On voit que la démarche de Philibert est radicalement opposée à celle de Wiseman, plus descriptive et plus centrée sur la description des jeux de pouvoirs.
On sait que Wiseman se laissait guider non pas parce qu'il voyait mais par ce qu'il entendait : il suivait l'élément pertubateur iss d'un éclat sonore, d'abord hors-cadre puis recherché. Ici on a l'inverse : la psy interroge une jeune fille suicidaire, mais aussi vive intellectuellement (celle qui défend l'idée que ses études de aux Beaux-Arts pourraient convertir sa T.S., qu'elle peut à la fois l'expliquer et s'en détacher, la convertir en objet
on n'est pas artiste si l'on ne part pas de soi, mais cela pourrait faire peur au jury), mais dans le même temps une autre femme hurle dans le couloir attenant.
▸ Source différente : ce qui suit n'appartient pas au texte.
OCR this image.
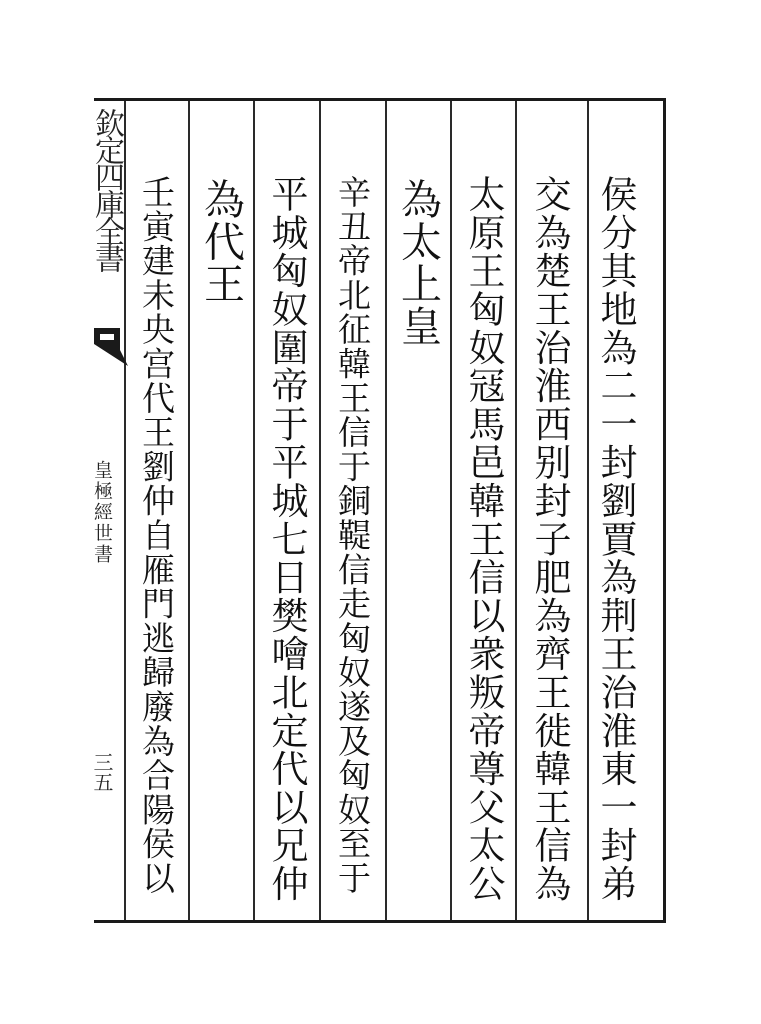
欽定四庫全書
皇極經世書
三五	侯分其地為二一封劉賈為荆王治淮東一封弟
交為楚王治淮西别封子肥為齊王徙韓王信為
太原王匈奴冦馬邑韓王信以衆叛帝尊父太公
為太上皇
辛丑帝北征韓王信于銅鞮信走匈奴遂及匈奴至于
平城匈奴圍帝于平城七日樊噲北定代以兄仲
為代王
壬寅建未央宫代王劉仲自雁門逃歸廢為合陽侯以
La psy essaye de continuer la séance, d'approfondir l'idée par une conclusion, mais la jeune fille lui lance un regard autoritaire qui signifie
vous devriez y aller, c'est votre rôle, la caméra reste sur la jeune fille, mais le fait qu'elle ait pu exercer une forme d'autorité sur l'institution, même abstraite, la fait sortir aussitôt du film, elle ne reviendra plus. Là encore le pouvoir est le contraire de la représentation, un seuil entre l'intérieur dont on témoigne et l'extérieur hors-champs (peut-être qu'alors le pouvoir politique est identifié à la santé, aussi introuvable qu'elle - la question du commun est alors détachée de celle du pouvoir politique - état que Philibert n'a pas provoqué, mais lui-même trouvé coomme une loi subie , à la fois décevante, objective et inédite).